TOYOTA Australia today announced it will close its Sydney operation, finally plumping for Melbourne as its sole head office after decades of being split between Australia’s biggest cities.
The company will close its Caringbah sales and marketing office and offer to help relocate the 350 affected employees to the Melbourne head office in Port Melbourne.
The decision may have been influenced by Toyota Motor Corporation president and CEO Akio Toyoda, who visited Australia last month, and earlier this year shed a tear as he announced the end of local manufacturing.
Australia has played an important role in Toyota’s global history. It was Toyota’s first significant export destination and its first overseas production venture – significantly, at the existing Port Melbourne site. So it is hallowed ground for Toyota.
The consolidation in 2018 will finally end the historical tension between the two centres in Sydney and Melbourne, one a highly profitable commercial vehicle importer (that started as Theiss) and the other a larger but more problematic manufacturer and importer of cars (that started as AMI).
The rivalry, which was recognised back in Japan as a problem needing to be addressed, has eased in recent years, following the appointment of Dave Buttner, a former chief of manufacturing in Melbourne, initially as senior executive director of sales and marketing, traditionally a Sydney-based role.
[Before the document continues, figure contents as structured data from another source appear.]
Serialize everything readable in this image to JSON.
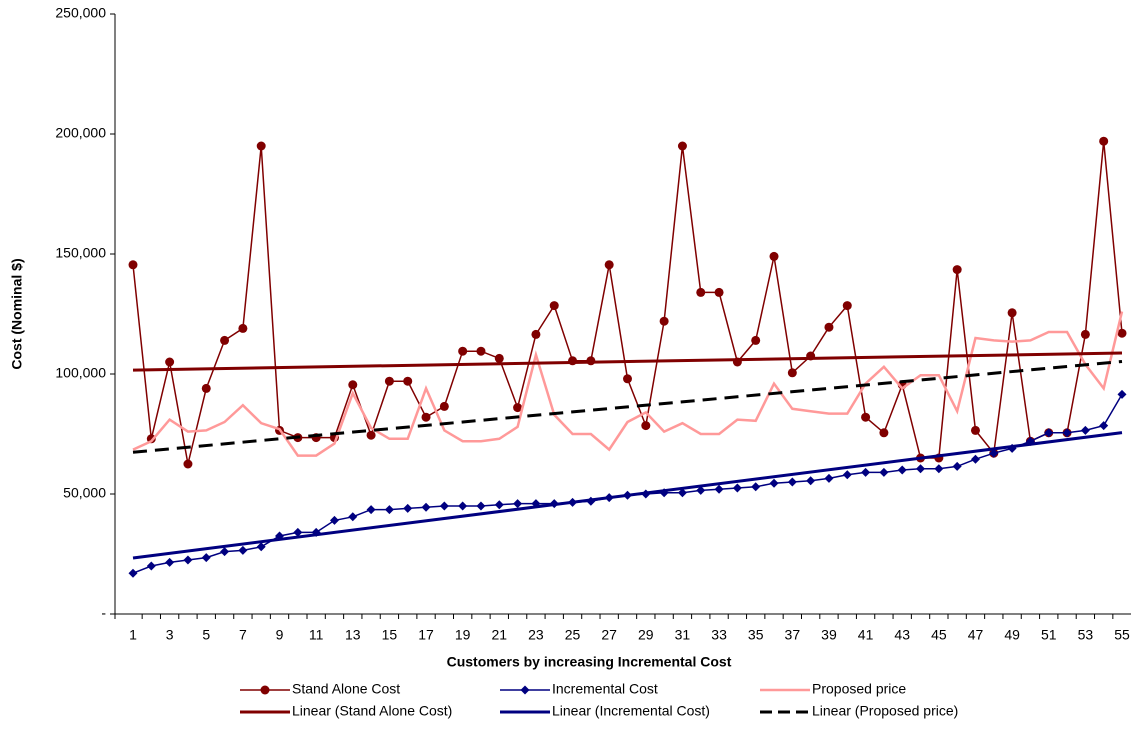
{
  "chart_data": {
    "type": "line",
    "xlabel": "Customers by increasing Incremental Cost",
    "ylabel": "Cost (Nominal $)",
    "categories": [
      1,
      null,
      3,
      null,
      5,
      null,
      7,
      null,
      9,
      null,
      11,
      null,
      13,
      null,
      15,
      null,
      17,
      null,
      19,
      null,
      21,
      null,
      23,
      null,
      25,
      null,
      27,
      null,
      29,
      null,
      31,
      null,
      33,
      null,
      35,
      null,
      37,
      null,
      39,
      null,
      41,
      null,
      43,
      null,
      45,
      null,
      47,
      null,
      49,
      null,
      51,
      null,
      53,
      null,
      55
    ],
    "ylim": [
      0,
      250000
    ],
    "yticks": [
      {
        "value": 0,
        "label": "-"
      },
      {
        "value": 50000,
        "label": "50,000"
      },
      {
        "value": 100000,
        "label": "100,000"
      },
      {
        "value": 150000,
        "label": "150,000"
      },
      {
        "value": 200000,
        "label": "200,000"
      },
      {
        "value": 250000,
        "label": "250,000"
      }
    ],
    "series": [
      {
        "name": "Stand Alone Cost",
        "color": "#800000",
        "marker": "circle",
        "values": [
          145500,
          73000,
          105000,
          62500,
          94000,
          114000,
          119000,
          195000,
          76500,
          73500,
          73500,
          73500,
          95500,
          74500,
          97000,
          97000,
          82000,
          86500,
          109500,
          109500,
          106500,
          86000,
          116500,
          128500,
          105500,
          105500,
          145500,
          98000,
          78500,
          122000,
          195000,
          134000,
          134000,
          105000,
          114000,
          149000,
          100500,
          107500,
          119500,
          128500,
          82000,
          75500,
          95500,
          65000,
          65000,
          143500,
          76500,
          67000,
          125500,
          72000,
          75500,
          75500,
          116500,
          197000,
          117000
        ]
      },
      {
        "name": "Incremental Cost",
        "color": "#000080",
        "marker": "diamond",
        "values": [
          17000,
          20000,
          21500,
          22500,
          23500,
          26000,
          26500,
          28000,
          32500,
          34000,
          34000,
          39000,
          40500,
          43500,
          43500,
          44000,
          44500,
          45000,
          45000,
          45000,
          45500,
          46000,
          46000,
          46000,
          46500,
          47000,
          48500,
          49500,
          50000,
          50500,
          50500,
          51500,
          52000,
          52500,
          53000,
          54500,
          55000,
          55500,
          56500,
          58000,
          59000,
          59000,
          60000,
          60500,
          60500,
          61500,
          64500,
          67000,
          69000,
          72000,
          75500,
          75500,
          76500,
          78500,
          91500
        ]
      },
      {
        "name": "Proposed price",
        "color": "#ff9999",
        "marker": "none",
        "values": [
          68500,
          72000,
          81000,
          76000,
          76500,
          80000,
          87000,
          79500,
          77000,
          66000,
          66000,
          71000,
          92000,
          77500,
          73000,
          73000,
          94000,
          76500,
          72000,
          72000,
          73000,
          78000,
          108000,
          83000,
          75000,
          75000,
          68500,
          80000,
          84000,
          76000,
          79500,
          75000,
          75000,
          81000,
          80500,
          96000,
          85500,
          84500,
          83500,
          83500,
          96000,
          103000,
          94000,
          99500,
          99500,
          84500,
          115000,
          114000,
          113500,
          114000,
          117500,
          117500,
          104000,
          94000,
          126000
        ]
      }
    ],
    "trendlines": [
      {
        "name": "Linear (Stand Alone Cost)",
        "of": 0,
        "color": "#800000",
        "dash": false
      },
      {
        "name": "Linear (Incremental Cost)",
        "of": 1,
        "color": "#000080",
        "dash": false
      },
      {
        "name": "Linear (Proposed price)",
        "of": 2,
        "color": "#000000",
        "dash": true
      }
    ]
  }
}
He subsequently was appointed executive vice-president and, earlier this year, president of Toyota Australia.
Announcing the decision to consolidate in Melbourne, Buttner admitted that 2014 had been “an extremely tough year for everyone at Toyota Australia”.
“These changes will provide us with the best opportunity to have a strong and sustainable base for the next 50 years and beyond,” he said in a statement.
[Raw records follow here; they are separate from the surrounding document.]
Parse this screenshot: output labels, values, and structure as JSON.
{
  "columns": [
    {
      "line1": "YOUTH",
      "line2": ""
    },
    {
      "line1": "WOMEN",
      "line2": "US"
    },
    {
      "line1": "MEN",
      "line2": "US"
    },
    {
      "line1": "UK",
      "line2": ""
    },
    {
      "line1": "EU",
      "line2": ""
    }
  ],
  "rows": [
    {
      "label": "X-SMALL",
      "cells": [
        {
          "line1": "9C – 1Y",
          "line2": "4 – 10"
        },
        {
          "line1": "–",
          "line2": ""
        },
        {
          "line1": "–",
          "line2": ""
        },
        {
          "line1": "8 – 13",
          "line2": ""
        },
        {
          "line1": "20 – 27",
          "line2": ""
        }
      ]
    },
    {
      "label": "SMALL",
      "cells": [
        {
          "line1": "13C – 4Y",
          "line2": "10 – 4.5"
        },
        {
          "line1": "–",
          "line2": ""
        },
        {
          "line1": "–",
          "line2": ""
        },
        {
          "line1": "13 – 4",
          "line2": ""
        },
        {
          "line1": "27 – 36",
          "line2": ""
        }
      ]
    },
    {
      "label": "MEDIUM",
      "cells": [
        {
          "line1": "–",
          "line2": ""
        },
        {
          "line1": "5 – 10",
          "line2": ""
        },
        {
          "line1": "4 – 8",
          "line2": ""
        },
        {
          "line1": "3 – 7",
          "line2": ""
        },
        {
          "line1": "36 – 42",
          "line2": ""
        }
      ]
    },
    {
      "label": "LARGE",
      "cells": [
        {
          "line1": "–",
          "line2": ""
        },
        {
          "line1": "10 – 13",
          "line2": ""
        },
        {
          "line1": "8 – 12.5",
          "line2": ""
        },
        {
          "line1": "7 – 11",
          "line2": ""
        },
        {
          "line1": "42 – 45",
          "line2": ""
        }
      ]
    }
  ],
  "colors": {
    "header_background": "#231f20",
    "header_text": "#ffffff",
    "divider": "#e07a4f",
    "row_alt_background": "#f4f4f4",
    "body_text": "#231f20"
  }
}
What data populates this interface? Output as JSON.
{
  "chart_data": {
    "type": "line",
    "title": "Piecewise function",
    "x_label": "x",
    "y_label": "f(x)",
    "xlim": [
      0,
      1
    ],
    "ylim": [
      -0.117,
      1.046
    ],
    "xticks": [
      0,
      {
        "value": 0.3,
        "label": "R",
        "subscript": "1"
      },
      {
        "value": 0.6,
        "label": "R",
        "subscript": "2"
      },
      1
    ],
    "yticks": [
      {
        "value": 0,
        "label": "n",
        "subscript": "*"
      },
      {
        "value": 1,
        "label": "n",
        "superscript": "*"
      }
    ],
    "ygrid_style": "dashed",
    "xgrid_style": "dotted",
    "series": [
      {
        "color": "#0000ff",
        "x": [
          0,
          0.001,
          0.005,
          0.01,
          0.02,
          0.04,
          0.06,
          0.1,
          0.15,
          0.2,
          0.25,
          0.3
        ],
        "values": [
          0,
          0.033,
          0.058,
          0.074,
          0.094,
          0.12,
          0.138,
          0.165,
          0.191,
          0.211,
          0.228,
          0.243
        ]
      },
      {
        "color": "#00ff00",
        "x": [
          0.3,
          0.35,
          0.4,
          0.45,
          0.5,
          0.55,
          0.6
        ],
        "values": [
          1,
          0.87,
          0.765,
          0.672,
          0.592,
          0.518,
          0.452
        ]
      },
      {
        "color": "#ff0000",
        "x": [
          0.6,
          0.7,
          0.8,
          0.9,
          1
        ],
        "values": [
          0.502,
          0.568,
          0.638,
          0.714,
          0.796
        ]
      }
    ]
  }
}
“The decision … supports our long-term vision and will assist us in improving business efficiency, increase collaboration and reduce operating costs.”
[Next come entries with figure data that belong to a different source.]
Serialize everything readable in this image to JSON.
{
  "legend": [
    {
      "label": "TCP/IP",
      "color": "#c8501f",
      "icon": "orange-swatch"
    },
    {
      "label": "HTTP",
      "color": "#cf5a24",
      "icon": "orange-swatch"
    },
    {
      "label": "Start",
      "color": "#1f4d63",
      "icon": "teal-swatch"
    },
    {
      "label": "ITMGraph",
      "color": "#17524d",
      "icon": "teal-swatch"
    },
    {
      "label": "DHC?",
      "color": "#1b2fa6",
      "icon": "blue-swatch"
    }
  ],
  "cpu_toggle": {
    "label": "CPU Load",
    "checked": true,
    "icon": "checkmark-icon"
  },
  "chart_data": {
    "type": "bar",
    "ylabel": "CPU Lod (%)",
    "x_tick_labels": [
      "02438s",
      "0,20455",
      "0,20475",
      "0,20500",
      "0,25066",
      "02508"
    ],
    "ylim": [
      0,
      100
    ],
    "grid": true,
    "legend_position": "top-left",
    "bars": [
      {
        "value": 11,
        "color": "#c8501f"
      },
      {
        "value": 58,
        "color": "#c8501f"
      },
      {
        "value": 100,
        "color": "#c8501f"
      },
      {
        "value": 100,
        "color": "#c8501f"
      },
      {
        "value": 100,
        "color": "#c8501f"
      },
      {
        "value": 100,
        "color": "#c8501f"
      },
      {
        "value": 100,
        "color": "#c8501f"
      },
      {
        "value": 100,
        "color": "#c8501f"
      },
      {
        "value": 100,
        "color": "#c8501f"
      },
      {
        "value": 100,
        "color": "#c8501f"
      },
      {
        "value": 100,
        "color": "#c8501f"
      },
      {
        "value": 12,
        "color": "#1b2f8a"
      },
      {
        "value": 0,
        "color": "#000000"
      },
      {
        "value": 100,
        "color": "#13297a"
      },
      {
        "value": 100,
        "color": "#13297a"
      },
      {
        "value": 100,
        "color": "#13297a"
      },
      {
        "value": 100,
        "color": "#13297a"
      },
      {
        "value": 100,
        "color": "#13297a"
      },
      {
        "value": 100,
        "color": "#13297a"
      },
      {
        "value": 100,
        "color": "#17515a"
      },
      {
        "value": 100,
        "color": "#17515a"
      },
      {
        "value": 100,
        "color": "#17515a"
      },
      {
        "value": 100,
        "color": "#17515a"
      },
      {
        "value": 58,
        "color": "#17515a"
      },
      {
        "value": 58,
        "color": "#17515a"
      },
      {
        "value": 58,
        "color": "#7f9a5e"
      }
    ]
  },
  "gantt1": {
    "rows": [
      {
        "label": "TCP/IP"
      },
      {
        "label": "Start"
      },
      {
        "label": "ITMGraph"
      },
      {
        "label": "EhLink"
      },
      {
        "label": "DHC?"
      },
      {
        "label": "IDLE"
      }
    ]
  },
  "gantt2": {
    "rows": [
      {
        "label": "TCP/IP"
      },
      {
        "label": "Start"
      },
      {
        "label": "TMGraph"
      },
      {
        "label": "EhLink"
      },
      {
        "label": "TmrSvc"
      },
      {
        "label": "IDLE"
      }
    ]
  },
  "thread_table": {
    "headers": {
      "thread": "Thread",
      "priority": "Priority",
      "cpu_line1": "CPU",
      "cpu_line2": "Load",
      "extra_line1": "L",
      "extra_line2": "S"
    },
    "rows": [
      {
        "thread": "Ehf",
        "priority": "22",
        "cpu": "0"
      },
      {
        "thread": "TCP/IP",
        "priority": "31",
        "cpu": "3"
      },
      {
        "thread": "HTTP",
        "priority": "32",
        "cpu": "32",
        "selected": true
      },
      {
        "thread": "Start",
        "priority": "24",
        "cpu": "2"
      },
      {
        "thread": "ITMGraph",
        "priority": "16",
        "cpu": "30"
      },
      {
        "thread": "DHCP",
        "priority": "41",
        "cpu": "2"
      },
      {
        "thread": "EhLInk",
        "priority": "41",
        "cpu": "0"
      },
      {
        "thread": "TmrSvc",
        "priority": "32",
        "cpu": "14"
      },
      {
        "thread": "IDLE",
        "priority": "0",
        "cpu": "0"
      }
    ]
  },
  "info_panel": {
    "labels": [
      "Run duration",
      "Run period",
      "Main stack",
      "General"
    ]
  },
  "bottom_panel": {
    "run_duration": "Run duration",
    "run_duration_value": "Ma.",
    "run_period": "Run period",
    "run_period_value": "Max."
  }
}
The 350 sales and marketing staff from Sydney will join almost 1000 people remaining in the Melbourne head office. Total workforce will fall from 3900 to 1300 when manufacturing ceases in 2018.
Mr Buttner said the company would retain the Altona production site and establish a Centre of Excellence there, comprising a world-class training facility and some other commercial initiatives that will “enhance the company’s business and the community”.
This is thought to be a reference to work the company’s production process engineers recently completed at St Vincent’s Hospital in Melbourne, where they redesigned the hospital’s medicine packaging operations for patients and cut the cycle time by more than 80 percent.